The reflected-back RF wave may further encode data stored internally in the tag, such as a number. The response is demodulated and decoded by the reader, which thereby identifies, counts, or otherwise interacts with the associated item. The decoded data can denote a serial number, a price, a date, a destination, other attribute(s), any combination of attributes, and so on.
An RFID tag typically includes an antenna system, a power management section, a radio section, and frequently a logical section, a memory, or both. In earlier RFID tags, the power management section included an energy storage device, such as a battery. RFID tags with an energy storage device are known as active tags. Advances in semiconductor technology have miniaturized the electronics so much that an RFID tag can be powered solely by the RF signal it receives. Such RFID tags do not include an energy storage device, and are called passive tags.
When reading RFID tags, a wireless wave is backscattered from the RFID tag. The tag transmits its code, such as an Electronic Product Code (EPC), by encoding data in the backscattered waveform.
In both types of transmissions, i.e. forward link of reader to tag and reverse link of tag backscatter, each waveform can be thought of as a group of ordered waveform segments that, for example, take values between a High (H) and a Low (L). In the forward link, the H is usually the waveform at its full amplitude, to be transmitting the maximum power to the tag, so that it can be powered maximally. The L is the amplitude at a value less than the maximum, which is called the “modulation depth.” The modulation depth is an intermediate value; it should be deep enough for an L to be easily distinguishable from an H, but as long as it is not a real zero (100% modulation depth), it can continue powering the tag.
The wireless wave is received by an antenna of the reader to become a signal of the antenna. A demodulator extracts from the signal a waveform, made by waveform segments. These waveform segments are, ideally, received by the reader in the same way as the tag encoded them. Then they are decoded, to determine what the tag transmitted, namely its code.
For purposes of decoding, the waveform segments may be processed as analog signals. Or they may become numerical waveform values. Preferably, an Analog to Digital Converter (ADC) converts the electrical signal of each segment into one or more sampled digital values. If more than one value is provided, then the segment is considered divided into subsegments, and statistics can be used to extract a general value for each waveform segment, etc. These waveform values are compared to a threshold, to determine as to whether a waveform segment is an H or a L.
A problem is errors. Ideally, the reader system should receive exactly what the tag transmitted. But in reality, the wave received by the reader system could be distorted from the wave that is transmitted by the reader tag for various reasons (e.g. interference in the environment, such as from other readers, etc.).

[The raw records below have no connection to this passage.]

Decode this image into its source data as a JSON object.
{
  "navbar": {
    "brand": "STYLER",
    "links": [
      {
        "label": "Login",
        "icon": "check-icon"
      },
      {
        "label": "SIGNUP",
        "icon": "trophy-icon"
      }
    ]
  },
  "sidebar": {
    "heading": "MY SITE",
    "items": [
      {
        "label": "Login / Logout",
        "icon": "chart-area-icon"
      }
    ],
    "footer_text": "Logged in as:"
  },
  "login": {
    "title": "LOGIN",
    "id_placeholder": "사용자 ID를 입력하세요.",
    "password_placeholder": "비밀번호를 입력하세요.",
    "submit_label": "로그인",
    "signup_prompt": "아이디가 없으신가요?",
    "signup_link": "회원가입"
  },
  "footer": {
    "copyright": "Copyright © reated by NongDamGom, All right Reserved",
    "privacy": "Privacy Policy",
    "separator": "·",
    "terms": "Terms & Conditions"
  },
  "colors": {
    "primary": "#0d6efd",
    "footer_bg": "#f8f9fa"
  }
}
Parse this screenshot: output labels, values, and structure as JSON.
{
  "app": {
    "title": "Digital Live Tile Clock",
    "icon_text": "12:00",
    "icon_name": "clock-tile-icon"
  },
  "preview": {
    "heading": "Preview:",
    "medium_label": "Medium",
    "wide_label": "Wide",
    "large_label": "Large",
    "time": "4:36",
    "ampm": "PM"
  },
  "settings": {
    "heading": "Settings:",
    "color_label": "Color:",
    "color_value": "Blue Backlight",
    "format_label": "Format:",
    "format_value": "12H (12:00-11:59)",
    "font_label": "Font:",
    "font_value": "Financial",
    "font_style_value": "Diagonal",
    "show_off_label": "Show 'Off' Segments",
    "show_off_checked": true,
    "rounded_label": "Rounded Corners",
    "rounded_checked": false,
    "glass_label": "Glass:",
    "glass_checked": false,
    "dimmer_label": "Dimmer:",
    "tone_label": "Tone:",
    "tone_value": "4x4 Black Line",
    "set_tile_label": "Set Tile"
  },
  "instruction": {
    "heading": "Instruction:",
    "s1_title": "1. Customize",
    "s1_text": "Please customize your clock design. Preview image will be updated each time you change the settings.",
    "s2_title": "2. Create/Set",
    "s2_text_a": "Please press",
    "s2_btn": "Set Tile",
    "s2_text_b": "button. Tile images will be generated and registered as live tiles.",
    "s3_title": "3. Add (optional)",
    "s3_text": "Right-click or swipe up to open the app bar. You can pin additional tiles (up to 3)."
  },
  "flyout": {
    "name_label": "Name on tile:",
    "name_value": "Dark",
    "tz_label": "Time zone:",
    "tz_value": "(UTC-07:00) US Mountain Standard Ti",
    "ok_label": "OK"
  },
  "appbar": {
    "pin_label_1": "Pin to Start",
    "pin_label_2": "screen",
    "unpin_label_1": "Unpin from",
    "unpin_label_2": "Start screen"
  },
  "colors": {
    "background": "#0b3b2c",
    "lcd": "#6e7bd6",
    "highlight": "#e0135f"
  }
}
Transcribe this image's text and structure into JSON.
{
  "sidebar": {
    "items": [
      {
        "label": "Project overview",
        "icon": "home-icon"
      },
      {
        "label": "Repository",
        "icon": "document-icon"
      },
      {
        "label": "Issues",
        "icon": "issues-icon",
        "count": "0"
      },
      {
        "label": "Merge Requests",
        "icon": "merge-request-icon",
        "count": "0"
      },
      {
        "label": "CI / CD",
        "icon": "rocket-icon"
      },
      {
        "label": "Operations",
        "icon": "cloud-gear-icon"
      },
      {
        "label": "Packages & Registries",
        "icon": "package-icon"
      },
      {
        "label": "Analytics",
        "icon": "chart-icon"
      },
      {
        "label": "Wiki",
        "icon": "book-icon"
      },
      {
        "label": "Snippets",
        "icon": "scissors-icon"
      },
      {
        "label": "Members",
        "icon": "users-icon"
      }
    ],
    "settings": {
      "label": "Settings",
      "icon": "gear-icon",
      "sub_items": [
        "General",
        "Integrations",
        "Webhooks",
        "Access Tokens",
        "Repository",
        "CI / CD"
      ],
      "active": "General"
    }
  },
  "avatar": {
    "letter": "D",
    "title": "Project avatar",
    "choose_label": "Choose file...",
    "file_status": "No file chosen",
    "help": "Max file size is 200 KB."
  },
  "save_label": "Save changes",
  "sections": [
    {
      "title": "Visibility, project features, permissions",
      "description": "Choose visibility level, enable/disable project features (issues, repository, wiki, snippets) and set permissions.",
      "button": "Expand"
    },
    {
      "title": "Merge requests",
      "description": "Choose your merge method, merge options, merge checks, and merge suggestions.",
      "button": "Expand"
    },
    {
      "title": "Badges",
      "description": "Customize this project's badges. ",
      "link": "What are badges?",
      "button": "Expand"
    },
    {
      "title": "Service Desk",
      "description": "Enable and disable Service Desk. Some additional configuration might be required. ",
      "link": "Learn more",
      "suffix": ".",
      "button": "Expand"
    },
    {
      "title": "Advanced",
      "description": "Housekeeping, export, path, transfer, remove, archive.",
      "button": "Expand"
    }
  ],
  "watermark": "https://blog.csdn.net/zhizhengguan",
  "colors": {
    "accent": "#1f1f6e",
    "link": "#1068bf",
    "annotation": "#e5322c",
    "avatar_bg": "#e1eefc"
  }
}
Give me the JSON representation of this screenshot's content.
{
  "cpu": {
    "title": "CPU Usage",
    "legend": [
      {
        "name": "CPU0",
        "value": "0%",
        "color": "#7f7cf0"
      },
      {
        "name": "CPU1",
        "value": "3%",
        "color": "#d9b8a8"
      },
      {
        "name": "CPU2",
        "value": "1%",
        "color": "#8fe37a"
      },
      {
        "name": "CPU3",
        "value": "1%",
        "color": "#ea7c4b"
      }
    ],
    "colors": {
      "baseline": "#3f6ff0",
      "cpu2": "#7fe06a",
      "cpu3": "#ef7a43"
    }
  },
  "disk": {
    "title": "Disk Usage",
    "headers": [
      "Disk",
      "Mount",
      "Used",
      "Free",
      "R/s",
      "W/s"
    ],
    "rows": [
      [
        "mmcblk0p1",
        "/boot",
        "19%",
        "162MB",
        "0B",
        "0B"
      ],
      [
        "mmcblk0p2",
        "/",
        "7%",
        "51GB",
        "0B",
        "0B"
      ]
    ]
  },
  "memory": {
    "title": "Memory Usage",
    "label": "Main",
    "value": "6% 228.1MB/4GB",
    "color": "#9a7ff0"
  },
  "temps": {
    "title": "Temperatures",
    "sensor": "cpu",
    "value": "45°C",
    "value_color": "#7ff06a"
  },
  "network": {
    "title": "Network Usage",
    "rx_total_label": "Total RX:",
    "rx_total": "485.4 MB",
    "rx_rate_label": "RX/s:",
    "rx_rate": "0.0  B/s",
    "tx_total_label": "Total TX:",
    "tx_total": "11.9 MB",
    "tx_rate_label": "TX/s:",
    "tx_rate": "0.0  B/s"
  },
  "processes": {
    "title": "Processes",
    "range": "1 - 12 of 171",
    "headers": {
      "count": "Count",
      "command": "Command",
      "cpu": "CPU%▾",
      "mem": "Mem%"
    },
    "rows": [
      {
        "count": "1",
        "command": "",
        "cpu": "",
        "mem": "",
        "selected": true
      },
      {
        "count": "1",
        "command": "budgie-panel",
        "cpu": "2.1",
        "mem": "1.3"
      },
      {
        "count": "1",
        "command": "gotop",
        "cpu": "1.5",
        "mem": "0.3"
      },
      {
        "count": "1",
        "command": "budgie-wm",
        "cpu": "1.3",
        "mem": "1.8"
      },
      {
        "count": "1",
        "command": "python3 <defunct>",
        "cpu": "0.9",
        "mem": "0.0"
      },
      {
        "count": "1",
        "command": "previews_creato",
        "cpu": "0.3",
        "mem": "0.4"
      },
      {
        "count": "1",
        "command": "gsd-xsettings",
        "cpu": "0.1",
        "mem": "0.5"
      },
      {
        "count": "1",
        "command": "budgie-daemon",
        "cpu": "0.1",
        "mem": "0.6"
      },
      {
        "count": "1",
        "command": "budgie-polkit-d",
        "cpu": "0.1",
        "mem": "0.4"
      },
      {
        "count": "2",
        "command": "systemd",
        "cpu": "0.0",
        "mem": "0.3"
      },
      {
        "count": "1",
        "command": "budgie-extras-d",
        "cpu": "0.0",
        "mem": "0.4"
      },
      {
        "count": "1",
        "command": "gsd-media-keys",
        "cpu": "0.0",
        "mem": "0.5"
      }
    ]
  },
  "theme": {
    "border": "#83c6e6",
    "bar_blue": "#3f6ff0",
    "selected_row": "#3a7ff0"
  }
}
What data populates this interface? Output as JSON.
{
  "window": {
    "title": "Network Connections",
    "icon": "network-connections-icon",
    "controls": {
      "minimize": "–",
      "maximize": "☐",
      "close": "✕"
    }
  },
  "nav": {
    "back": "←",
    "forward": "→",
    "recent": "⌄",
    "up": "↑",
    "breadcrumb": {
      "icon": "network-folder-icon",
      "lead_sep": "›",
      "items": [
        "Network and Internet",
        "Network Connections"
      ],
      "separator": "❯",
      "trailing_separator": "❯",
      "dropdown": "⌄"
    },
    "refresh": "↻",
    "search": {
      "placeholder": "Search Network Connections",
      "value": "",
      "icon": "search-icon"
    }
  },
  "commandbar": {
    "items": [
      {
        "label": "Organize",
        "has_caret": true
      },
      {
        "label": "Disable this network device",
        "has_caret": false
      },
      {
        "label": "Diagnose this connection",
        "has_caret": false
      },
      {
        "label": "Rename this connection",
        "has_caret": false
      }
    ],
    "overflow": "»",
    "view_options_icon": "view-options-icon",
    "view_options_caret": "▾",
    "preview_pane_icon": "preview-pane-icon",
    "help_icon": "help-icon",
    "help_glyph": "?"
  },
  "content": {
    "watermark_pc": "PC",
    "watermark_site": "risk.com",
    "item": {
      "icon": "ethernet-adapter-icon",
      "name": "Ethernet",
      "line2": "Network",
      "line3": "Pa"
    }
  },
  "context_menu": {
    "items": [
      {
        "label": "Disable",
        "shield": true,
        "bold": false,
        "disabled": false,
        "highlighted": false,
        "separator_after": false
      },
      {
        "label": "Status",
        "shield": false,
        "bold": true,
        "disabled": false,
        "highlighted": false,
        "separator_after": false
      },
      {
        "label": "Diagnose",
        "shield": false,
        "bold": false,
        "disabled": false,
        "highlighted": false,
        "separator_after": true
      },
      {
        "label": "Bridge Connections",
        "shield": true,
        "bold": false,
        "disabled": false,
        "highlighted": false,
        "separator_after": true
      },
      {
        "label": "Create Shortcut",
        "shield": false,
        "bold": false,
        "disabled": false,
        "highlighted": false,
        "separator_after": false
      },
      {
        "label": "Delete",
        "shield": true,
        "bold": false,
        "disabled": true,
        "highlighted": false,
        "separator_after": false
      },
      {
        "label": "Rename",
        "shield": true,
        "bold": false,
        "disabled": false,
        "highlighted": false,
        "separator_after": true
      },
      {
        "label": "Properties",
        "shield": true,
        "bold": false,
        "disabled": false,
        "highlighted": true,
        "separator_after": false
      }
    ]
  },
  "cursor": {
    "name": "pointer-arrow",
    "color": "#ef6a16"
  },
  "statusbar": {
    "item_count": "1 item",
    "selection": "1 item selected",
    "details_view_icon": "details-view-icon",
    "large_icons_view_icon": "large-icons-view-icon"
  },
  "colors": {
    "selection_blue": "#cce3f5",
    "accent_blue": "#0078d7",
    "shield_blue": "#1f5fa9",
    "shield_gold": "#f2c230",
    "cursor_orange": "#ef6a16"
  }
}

For purposes of the present description, what is received from the tag is called a “version” of the tag code. “Version” is a general word, applying equally to either the received waveform, or its segments, or their values, or the tag code encoded in the segments and/or values, etc. The term “version” is used because, strictly speaking, while the tag is deemed to transmit its code exactly, what the reader receives could be different as per the above.
It is known that conventional reader systems detect that there is an error by adding a Cyclic Redundancy Check (CRC) to the version of the tag code that is being transmitted. The CRC is received along with the code, and an analysis informs whether there is an error in the overall transmission. If no error is detected, the received code version is deemed correct. If, however, an error is detected, the CRC does not inform which bit was wrong.
Accordingly, the only available prior art solution has been to discard what has been received, and start over, by asking for another version of the code, checking again, and so on. When a version is received for which the CRC does not inform that there is an error, that version is treated as the right one over all the others.
Receiving repeated versions takes more time, which slows down the throughput of an RFID reader system. Moreover, in the presence of heavy interference, more repetitions will be statistically needed, until an error free one arrives. Beyond some point, the system may even abandon the effort and start over.